Ruptura e as Relações de Trabalho Modernas

Minha relação com Ruptura foi um pouco controversa. Tentei assistir a série há algum tempo atrás mas o primeiro episódio não me fisgou tanto, achei meio monótono, e como bem sabemos o homem moderno não está mais acostumado a esperar que algo se desenvolva para se tornar interessante – tem que ser conquistado logo de início. Porém um colega meu insistiu para que eu insistisse na série, e quando eu fiz isso eu simplesmente devorei ela. Aproveitando a chegada da nova temporada três anos depois da sua primeira temporada, resolvi escrever aqui algumas considerações que pensei ao longo da série.

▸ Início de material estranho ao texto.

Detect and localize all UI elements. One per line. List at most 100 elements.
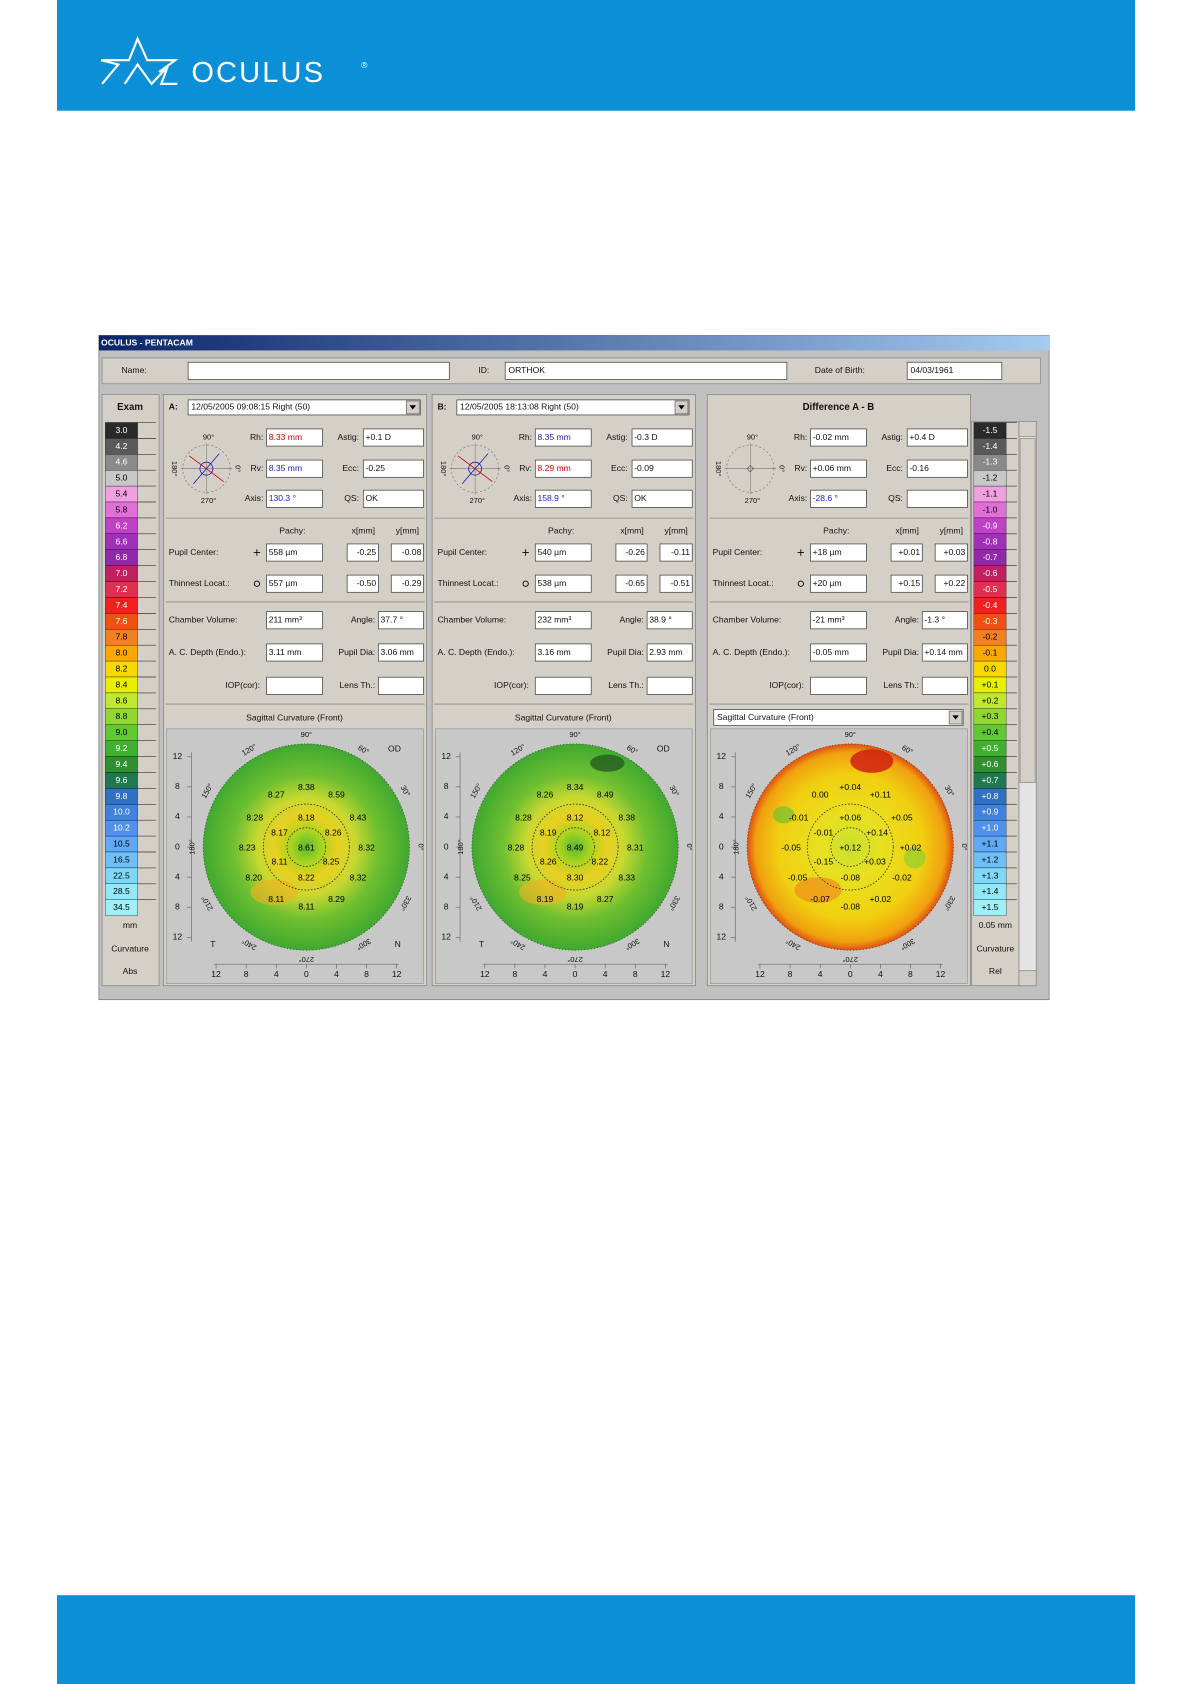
input-box (534, 543, 592, 562)
scale-label: +1.4 (982, 886, 999, 896)
map-value: 8.28 (246, 812, 263, 822)
map-patch (590, 754, 625, 772)
x-tick-label: 12 (755, 969, 765, 979)
field-value: OK (365, 493, 378, 503)
scale-mode: Curvature (977, 943, 1015, 953)
scale-label: -0.5 (983, 584, 998, 594)
scale-label: +1.1 (982, 839, 999, 849)
scale-label: 10.0 (113, 807, 130, 817)
panel-label: A: (169, 402, 178, 412)
map-value: +0.04 (839, 782, 861, 792)
eye-label: OD (657, 744, 670, 754)
eye-label: OD (388, 744, 401, 754)
compass-label: 90° (203, 432, 214, 441)
scale-label: +0.8 (982, 791, 999, 801)
field-value: +0.06 mm (813, 463, 851, 473)
input-box (377, 643, 424, 662)
input-box (534, 643, 592, 662)
scale-unit: 0.05 mm (979, 920, 1012, 930)
field-label: Ecc: (886, 463, 903, 473)
dob-label: Date of Birth: (815, 365, 865, 375)
field-label: Rh: (519, 432, 532, 442)
panel-title: Difference A - B (803, 402, 875, 413)
field-label: Rv: (794, 463, 807, 473)
field-value: 3.16 mm (537, 647, 570, 657)
scale-label: 9.6 (115, 775, 127, 785)
scale-unit: mm (123, 920, 137, 930)
x-tick-label: 4 (274, 969, 279, 979)
x-tick-label: 8 (633, 969, 638, 979)
y-tick-label: 0 (175, 841, 180, 851)
input-box (346, 574, 379, 593)
scale-swatch (105, 899, 138, 916)
compass-center (468, 461, 482, 476)
input-box (810, 643, 867, 662)
input-box (534, 489, 592, 508)
scale-label: -1.4 (983, 441, 998, 451)
column-label: y[mm] (396, 525, 419, 535)
scale-title: Exam (117, 402, 143, 413)
map-value: 8.11 (268, 894, 284, 904)
map-value: 8.32 (350, 872, 367, 882)
map-value: 8.12 (594, 827, 611, 837)
field-value: 130.3 ° (269, 493, 296, 503)
map-value: 8.49 (597, 790, 614, 800)
x-tick-label: 8 (364, 969, 369, 979)
column-label: Pachy: (548, 525, 574, 535)
zone-ring (531, 803, 619, 891)
scale-label: -1.3 (983, 457, 998, 467)
field-value: -0.29 (402, 578, 422, 588)
map-value: 8.18 (298, 812, 315, 822)
scale-label: +0.5 (982, 743, 999, 753)
scale-label: -1.0 (983, 504, 998, 514)
field-value: -0.16 (909, 463, 929, 473)
map-patch (250, 879, 298, 906)
scale-label: 9.8 (115, 791, 127, 801)
panel-label: B: (437, 402, 446, 412)
map-value: 8.25 (514, 872, 531, 882)
registered-mark: ® (361, 60, 368, 70)
field-label: Axis: (789, 493, 808, 503)
input-box (659, 574, 693, 593)
field-label: Axis: (245, 493, 264, 503)
row-label: Chamber Volume: (437, 615, 506, 625)
field-value: 3.11 mm (269, 647, 302, 657)
y-tick-label: 8 (444, 902, 449, 912)
dropdown-arrow (952, 715, 959, 720)
field-value: 538 µm (537, 578, 566, 588)
map-patch (794, 877, 842, 903)
input-box (934, 543, 968, 562)
map-value: 8.61 (298, 842, 315, 852)
y-tick-label: 4 (719, 811, 724, 821)
input-box (377, 676, 424, 695)
marker (522, 580, 529, 587)
row-label: IOP(cor): (494, 680, 529, 690)
map-value: 8.59 (328, 790, 345, 800)
map-value: 8.49 (567, 842, 584, 852)
input-box (810, 611, 867, 630)
scale-label: 3.0 (115, 425, 127, 435)
footer-bar (56, 1595, 1136, 1684)
exam-select: 12/05/2005 18:13:08 Right (50) (460, 402, 579, 412)
map-value: 8.19 (537, 894, 554, 904)
map-value: -0.15 (814, 856, 834, 866)
input-box (921, 676, 968, 695)
input-box (906, 361, 1003, 380)
y-tick-label: 4 (175, 871, 180, 881)
scale-label: 6.2 (115, 520, 127, 530)
field-value: 158.9 ° (537, 493, 564, 503)
scale-label: +0.4 (982, 727, 999, 737)
marker (797, 580, 804, 587)
row-label: A. C. Depth (Endo.): (713, 647, 790, 657)
y-tick-label: 12 (441, 751, 451, 761)
field-value: -0.51 (671, 578, 691, 588)
compass-label: 180° (170, 461, 179, 477)
y-tick-label: 12 (173, 751, 183, 761)
scale-label: 7.2 (115, 584, 127, 594)
side-label: T (479, 939, 485, 949)
side-label: N (395, 939, 401, 949)
scale-label: +0.6 (982, 759, 999, 769)
map-value: 8.22 (298, 872, 315, 882)
side-label: T (210, 939, 216, 949)
y-tick-label: 4 (444, 811, 449, 821)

Posso dizer que o chamariz de Ruptura está no (não tão) absurdo que usa para destacar o absurdo no mundo real. Quantos de nós não sentimos viver vidas separadas – a profissional e a pessoal – tentando equilibrar conflitos? A coisa mais normal do mundo é uma pessoa não gostar do próprio trabalho, apenas realizá-lo pelo instinto básico de sobrevivência em um sistema que nos impede de sermos realizados pessoalmente E profissionalmente concomitantemente. Em Ruptura, esta separação é literal. Ao invés de voltar pra casa com a cabeça atolada de coisas pensando no maldito do seu supervisor que fez uma reunião que poderia muito bem ter sido um e-mail, você simplesmente… não saberia que aconteceu.
Freud e Foucault e a definição do indivíduo
Freud disse que “amor e trabalho são os pilares da humanidade” (a parte do “amor” inclusive é bem interessante na série – mas sem spoilers aqui). Mas o que ele diria se fosse obrigado a fazer relatórios mensais analisando uma planilha de Excel de 1400 linhas? Como jornadas de trabalho 6×1 por 8 horas diárias (sem contar almoço e transporte) é um pilar que dignifica o homem? Aí entra a questão do propósito, onde muitos não têm a oportunidade de encontrar no próprio trabalho.
Foucault, por outro lado, com a sua ideia de “corpos dóceis” – indivíduos moldados e controlados por estruturas de poder – encontra uma excelente representação nas Indústrias Lumon, empresa da série. Os funcionários não são apenas monitorados, mas literalmente redefinidos pelas suas funções. O “Eu-pessoal” é descartado e o “”Eu-trabalhador” só tem uma utilidade: produção econômica. Novamente se relacionando diretamente à vida real, onde pessoas vivem para trabalhar e são definidas pelos seus trabalhos.
Rir pra não chorar
René Descartes existindo (ou não)
A separação do indivíduo levanta um questionamento moral presente a todo tempo na série. De início, eu pessoalmente, não entendia qual era o problema, afinal como comentei antes, essa separação já existe, ela só não é tão “saudável” quanto após um processo de ruptura. Mas aí que começa a distopia corporativa: qual é o preço de abdicar de metade de si para se tornar um peão no tabuleiro do capitalismo tardio? O “Eu-trabalhador” não vive, só trabalha, enquanto o “Eu-pessoal” não sabe e nem se importa.
René Descartes tem seu célebre pensamento “cogito ergo sum” subvertido na série. O “eu” que pensa durante o expediente não é o mesmo “eu” que existe fora dele. Essa fragmentação levanta o tal dilema moral da série: é possível ser completo quando se abdica de parte da experiência humana? Na Ruptura, o interno não tem escolha e muito menos existe: ele é o trabalho que faz.
Da próxima vez que seu chefe sugerir uma “integração obrigatória” ou o RH mandar um e-mail sobre “equilíbrio entre trabalho e vida pessoal” — enquanto você trabalha no fim de semana — lembrem-se de Ruptura. Talvez você não precise de um microchip para “desconectar”, mas ninguém vai te julgar se você desligar o celular e praticar a sua melhor interpretação de Descartes: “Desligo, logo existo”.
Considerações finais
Achei Ruptura uma série bem boa, acima da média, o problema é que ela me lembrou uma das minhas séries preferidas: Lost. Como sabemos, Lost é um case controverso, mas é inegável que exerceu um movimento pivotal se tratando de séries com mistérios.
Dito isso, meu receio é a série caminhar e não explicar diversos dos enigmas em aberto que citarei a seguir com spoilers:
- O que a empresa produz/faz?
- Quem produz os quadros do departamento de Optics and Design?
- Quem são as pessoas ou grupo que desbloqueia a ruptura?
- O que caralhos são aquelas cabras?
Espero de verdade que a série nos responda algumas dessas e outras perguntas, e não que diga que o escritório é o purgatório.